Die Virologie ist auch in anderen Ländern ein Thema. Schon länger suchen Wissenschaftler nach einer Alternative für Sofosbuvir. Von diesem Präparat profitieren aufgrund exorbitant hoher Behandlungskosten nur wenige aller weltweit 150 Millionen Hepatitis-C-Patienten. Alte Moleküle ohne Patentschutz gelten als mögliche Option. Am National Institute of Diabetes and Digestive and Kidney Diseases haben Forscher jetzt eine Substanzbibliothek mit 3.800 bereits zugelassenen Pharmaka gescreent. Die Überraschung: Chlorcyclizin, ein Pharmakon, das US-amerikanische Apotheker bei Juckreiz oder triefenden Nasen abgegeben, erwies sich als wirksam gegen Hepatitis C. Neue Studien sollen jetzt zeigen, ob sich Erkenntnisse aus dem Tierversuch auf Menschen übertragen lassen. Eine Sache ist aber schon heute klar: Über Nebenwirkungen braucht sich niemand Gedanken zu machen – das Präparat ist hinreichend lange im Markt.

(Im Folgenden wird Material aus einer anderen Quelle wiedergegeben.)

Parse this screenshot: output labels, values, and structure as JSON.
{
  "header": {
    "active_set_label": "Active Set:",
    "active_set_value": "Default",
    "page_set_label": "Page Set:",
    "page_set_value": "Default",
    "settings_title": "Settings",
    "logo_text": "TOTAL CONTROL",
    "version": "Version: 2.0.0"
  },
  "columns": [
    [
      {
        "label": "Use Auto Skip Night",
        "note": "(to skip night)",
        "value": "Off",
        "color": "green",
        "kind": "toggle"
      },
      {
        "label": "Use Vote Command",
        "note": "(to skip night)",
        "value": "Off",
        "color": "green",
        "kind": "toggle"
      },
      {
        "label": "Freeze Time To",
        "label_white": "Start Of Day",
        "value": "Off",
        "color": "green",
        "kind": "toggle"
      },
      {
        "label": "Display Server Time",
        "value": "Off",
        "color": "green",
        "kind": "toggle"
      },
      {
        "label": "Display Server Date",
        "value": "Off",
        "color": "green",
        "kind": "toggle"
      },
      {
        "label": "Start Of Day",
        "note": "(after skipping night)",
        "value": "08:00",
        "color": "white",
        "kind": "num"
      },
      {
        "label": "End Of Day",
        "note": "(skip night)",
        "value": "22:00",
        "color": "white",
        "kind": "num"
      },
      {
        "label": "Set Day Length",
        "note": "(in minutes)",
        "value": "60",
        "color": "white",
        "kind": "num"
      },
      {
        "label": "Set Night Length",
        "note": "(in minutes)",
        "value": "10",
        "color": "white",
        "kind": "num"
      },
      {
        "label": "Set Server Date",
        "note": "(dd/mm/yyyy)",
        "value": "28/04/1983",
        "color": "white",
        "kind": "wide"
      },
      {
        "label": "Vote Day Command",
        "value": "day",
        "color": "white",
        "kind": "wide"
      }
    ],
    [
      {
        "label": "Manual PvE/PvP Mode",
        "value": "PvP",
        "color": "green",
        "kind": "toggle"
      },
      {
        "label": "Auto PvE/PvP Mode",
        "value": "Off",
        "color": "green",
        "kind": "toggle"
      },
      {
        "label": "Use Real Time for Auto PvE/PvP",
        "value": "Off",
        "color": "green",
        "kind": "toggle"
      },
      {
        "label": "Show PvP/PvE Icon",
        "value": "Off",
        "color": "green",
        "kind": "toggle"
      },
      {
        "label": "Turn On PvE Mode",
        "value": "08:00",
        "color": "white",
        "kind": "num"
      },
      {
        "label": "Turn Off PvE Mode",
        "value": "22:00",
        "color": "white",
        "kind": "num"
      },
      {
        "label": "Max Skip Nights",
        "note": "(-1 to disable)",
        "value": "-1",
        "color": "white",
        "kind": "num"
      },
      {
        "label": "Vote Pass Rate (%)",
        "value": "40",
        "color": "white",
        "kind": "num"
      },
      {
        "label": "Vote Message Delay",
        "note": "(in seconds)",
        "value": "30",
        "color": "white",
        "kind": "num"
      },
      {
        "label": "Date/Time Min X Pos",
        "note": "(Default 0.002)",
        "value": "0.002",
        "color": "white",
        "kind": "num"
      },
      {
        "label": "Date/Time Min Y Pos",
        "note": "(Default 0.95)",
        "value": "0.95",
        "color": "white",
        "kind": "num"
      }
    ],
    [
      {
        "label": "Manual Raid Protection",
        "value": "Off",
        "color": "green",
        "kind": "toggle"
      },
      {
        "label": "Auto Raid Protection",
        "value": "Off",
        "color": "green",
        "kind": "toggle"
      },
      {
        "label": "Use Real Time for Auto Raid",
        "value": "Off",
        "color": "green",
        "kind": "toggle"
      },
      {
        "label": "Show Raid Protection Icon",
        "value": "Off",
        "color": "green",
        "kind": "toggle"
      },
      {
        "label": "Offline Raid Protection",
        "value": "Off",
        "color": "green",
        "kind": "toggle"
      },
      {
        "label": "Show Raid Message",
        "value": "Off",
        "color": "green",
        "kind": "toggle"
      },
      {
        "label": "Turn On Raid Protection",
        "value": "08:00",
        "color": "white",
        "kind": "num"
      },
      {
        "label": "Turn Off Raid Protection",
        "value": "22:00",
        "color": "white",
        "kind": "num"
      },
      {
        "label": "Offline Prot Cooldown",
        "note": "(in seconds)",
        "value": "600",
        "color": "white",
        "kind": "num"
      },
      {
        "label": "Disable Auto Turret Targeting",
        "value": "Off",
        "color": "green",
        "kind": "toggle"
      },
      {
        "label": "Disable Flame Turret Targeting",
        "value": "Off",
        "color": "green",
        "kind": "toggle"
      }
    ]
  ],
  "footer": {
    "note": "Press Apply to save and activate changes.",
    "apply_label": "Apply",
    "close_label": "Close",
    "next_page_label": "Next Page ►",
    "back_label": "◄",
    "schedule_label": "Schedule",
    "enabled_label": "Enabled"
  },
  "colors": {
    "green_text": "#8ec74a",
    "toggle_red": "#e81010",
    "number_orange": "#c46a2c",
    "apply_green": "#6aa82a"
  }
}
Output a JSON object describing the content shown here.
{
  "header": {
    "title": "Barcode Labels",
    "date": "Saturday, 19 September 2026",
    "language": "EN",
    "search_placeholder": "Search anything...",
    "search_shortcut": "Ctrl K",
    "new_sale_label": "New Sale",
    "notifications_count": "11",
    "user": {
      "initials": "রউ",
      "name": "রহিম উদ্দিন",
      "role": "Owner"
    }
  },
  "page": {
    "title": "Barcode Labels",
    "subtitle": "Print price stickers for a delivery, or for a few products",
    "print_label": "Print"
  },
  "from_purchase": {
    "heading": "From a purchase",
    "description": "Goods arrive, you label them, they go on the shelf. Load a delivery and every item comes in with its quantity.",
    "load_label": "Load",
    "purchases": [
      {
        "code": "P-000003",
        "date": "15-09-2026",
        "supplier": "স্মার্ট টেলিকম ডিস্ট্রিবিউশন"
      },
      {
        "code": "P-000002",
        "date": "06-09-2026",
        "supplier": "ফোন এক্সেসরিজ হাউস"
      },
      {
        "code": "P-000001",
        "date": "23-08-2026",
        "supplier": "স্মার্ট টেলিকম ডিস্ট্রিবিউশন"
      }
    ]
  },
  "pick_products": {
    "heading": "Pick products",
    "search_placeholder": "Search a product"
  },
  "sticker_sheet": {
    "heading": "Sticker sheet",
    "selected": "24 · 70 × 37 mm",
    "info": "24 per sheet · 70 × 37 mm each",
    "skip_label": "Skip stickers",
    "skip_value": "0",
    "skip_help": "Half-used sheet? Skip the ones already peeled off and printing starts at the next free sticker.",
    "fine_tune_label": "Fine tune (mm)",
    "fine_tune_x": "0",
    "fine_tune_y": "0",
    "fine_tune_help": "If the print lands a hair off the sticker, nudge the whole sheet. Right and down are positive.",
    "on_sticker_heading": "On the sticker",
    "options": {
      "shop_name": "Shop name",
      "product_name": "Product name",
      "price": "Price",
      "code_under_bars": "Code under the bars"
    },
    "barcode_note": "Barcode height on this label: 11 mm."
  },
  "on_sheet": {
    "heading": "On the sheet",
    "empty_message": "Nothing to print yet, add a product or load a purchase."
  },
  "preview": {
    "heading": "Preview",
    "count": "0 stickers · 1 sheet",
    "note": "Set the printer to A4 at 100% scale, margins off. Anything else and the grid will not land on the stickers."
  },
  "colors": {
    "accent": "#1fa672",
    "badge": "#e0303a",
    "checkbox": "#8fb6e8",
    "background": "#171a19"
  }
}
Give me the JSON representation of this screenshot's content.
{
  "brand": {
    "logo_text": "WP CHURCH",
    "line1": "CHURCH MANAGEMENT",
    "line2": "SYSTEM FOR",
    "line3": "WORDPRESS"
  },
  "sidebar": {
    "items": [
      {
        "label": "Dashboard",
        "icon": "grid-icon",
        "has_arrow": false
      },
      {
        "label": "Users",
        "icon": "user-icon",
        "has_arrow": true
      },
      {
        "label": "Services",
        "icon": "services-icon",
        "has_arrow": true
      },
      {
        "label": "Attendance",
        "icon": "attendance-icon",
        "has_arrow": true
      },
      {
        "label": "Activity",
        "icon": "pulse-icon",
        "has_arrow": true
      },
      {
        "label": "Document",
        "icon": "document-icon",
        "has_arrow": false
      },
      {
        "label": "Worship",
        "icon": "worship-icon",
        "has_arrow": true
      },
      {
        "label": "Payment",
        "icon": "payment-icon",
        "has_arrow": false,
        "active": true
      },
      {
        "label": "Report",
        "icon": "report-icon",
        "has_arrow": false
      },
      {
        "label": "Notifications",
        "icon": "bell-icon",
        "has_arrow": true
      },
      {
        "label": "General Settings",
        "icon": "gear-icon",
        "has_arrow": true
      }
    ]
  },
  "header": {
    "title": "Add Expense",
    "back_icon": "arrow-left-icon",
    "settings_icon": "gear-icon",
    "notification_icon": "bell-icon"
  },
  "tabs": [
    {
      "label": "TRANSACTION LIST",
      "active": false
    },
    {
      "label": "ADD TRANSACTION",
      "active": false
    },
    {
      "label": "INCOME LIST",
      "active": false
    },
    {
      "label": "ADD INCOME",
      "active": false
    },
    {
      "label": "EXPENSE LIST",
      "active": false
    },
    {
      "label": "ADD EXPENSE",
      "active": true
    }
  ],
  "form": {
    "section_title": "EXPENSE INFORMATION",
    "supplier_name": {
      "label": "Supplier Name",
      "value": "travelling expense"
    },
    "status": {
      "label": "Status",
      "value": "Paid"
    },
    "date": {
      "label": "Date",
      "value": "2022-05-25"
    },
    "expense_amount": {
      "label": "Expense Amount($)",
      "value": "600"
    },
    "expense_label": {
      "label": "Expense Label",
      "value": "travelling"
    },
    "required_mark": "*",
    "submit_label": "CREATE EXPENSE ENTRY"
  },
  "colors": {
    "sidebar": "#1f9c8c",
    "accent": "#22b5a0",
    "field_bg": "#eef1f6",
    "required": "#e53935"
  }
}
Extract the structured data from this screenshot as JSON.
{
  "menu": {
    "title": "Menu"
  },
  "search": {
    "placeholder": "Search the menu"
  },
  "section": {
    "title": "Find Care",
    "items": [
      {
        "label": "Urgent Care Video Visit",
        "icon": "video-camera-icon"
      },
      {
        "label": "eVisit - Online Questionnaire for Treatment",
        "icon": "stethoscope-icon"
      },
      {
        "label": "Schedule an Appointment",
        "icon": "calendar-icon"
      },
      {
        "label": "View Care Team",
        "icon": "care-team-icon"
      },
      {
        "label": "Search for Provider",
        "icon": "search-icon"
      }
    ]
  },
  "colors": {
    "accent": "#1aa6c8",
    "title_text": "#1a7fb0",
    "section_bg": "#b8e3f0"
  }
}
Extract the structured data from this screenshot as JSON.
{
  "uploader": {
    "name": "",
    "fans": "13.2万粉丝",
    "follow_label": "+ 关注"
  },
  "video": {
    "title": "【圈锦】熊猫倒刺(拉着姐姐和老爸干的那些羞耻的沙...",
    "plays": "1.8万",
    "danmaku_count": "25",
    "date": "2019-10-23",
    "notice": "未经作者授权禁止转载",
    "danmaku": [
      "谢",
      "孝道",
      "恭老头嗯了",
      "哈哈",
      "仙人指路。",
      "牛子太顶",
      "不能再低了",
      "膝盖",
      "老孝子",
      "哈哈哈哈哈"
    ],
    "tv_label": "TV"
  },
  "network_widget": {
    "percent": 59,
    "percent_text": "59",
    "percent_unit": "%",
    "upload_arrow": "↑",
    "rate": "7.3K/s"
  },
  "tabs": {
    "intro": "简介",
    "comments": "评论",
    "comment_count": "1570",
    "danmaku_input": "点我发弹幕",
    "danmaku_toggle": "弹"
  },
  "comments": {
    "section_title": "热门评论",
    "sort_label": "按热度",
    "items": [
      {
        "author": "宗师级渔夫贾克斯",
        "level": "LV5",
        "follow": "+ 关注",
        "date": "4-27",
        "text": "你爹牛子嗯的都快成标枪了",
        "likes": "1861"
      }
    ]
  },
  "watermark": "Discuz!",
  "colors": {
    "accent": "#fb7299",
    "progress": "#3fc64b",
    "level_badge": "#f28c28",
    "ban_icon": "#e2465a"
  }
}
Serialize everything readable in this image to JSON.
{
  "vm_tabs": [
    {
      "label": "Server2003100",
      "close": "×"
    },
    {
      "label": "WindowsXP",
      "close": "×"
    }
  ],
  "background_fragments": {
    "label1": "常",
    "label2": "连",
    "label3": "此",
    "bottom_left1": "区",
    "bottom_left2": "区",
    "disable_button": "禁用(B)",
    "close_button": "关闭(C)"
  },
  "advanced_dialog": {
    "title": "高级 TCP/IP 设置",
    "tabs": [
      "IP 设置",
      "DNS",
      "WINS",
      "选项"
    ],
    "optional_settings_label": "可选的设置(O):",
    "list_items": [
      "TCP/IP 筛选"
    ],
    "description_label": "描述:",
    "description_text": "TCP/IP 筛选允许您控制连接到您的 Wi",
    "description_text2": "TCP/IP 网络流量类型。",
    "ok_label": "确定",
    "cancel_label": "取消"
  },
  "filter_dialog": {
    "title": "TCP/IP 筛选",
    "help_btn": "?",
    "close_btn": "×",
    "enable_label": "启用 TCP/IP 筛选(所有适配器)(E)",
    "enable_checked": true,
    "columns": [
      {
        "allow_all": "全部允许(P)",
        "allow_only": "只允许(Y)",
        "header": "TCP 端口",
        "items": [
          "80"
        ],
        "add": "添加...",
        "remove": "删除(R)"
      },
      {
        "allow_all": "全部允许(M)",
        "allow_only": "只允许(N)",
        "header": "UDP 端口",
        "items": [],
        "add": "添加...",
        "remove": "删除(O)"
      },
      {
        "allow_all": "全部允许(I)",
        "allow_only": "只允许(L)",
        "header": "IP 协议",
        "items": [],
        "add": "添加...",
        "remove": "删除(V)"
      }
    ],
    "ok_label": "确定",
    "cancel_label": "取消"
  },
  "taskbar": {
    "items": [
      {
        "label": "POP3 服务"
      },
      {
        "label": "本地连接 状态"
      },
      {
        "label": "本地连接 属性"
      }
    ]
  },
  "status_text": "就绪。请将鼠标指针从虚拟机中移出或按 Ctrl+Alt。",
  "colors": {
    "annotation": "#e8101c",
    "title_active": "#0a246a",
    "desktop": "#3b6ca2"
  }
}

Ob sich Hoffnungen hinsichtlich des Abgabepreises tatsächlich bewahrheiten, sei dahingestellt. Ein Blick auf Deutschland: Bei speziellen Formen der akuten Promyelozytenleukämie (APL) erhalten Patienten Infusionslösungen mit Arsentrioxid. Trisenox® schlägt mit 4.617 Euro je Packung zu Buche (Apothekeneinkaufspreis brutto; Stand 2014). Auch Thalidomid hat einen zweiten Frühling erlebt – als Behandlungsoption bei multiplen Myelomen. Der Arzneistoff wurde zum Preis von knapp 500 Euro pro Packung auf den Markt gebracht. Früher kostete eine Packung Contergan® etwa vier D-Mark. Alte Moleküle bieten aus wirtschaftlichem Blickwinkel ebenfalls Potenzial.